New research from emlyon Business School shows that gender diversity in boards is negatively affected by major economic crises
Shibashish Mukherjee is Professor of Corporate Finance and Sorin M.S. Krammer, at Surrey Business School investigated corporate boards both before and after 2008-2010’s financial crisis.
The study found that gender diversity in corporate boards declined significantly after the crisis. This was true irrespective of board position, expertise and firm performance. The study revealed that female junior executives were removed from corporate boards even if they held specialized positions, like CFO.
In times of crisis, firms must prioritise legitimacy and saliency differently from ‘normal’ days. This shifts the corporate focus from’softer issues’ such as gender equality to navigate the crisis as robustly and effectively as possible, says Professor Shibashish.

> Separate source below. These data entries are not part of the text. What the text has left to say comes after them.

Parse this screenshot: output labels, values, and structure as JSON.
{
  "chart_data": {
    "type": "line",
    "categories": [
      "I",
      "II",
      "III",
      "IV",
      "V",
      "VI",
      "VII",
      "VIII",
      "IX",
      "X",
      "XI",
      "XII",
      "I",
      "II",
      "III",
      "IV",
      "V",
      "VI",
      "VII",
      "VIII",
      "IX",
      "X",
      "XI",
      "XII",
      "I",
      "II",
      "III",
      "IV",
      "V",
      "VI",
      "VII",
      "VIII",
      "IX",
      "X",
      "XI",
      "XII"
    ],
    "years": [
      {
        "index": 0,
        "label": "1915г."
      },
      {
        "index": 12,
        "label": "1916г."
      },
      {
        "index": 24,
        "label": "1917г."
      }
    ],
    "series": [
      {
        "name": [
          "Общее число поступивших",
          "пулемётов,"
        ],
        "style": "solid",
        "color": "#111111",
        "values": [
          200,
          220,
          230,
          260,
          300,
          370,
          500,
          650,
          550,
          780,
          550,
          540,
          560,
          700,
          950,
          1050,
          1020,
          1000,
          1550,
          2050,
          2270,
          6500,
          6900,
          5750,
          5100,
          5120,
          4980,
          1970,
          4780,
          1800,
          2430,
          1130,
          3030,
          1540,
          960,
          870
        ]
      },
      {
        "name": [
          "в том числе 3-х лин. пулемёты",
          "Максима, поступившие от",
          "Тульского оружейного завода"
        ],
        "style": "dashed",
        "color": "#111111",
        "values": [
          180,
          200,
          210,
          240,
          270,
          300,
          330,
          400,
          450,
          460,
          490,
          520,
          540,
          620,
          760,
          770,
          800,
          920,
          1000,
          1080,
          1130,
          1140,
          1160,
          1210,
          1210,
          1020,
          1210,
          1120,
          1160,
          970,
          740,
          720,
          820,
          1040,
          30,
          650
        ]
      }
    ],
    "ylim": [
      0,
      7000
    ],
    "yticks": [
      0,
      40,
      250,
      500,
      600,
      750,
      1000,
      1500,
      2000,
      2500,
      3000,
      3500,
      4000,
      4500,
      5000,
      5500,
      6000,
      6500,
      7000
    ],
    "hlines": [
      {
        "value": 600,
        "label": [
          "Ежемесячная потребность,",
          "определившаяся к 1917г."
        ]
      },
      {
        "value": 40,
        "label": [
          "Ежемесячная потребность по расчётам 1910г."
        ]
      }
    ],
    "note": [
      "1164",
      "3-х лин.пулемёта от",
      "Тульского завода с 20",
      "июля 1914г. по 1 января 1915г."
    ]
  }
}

The researcher looked at whether a woman leader, like a CEO, or affirmative policies that are gender specific, such board gender quotas could have lessened the negative impact of the crisis. The study reveals that neither factor prevented a company from reducing gender diversity in its boards.
These results are interesting because they show that women who lead in the workplace can make progress towards equality. Women face many challenges when it comes to climbing up the corporate ladder. In times of crisis, the focus on equality for women, including female CEOs, is significantly reduced, says Professor Shibashish Mukerjee.
Researchers analysed more than 10000 corporate boards from 21 countries using a method called a “natural experimental” which compares gender diversity on board before and after global financial crisis.
The Leadership Quarterly, an academic journal, published the study.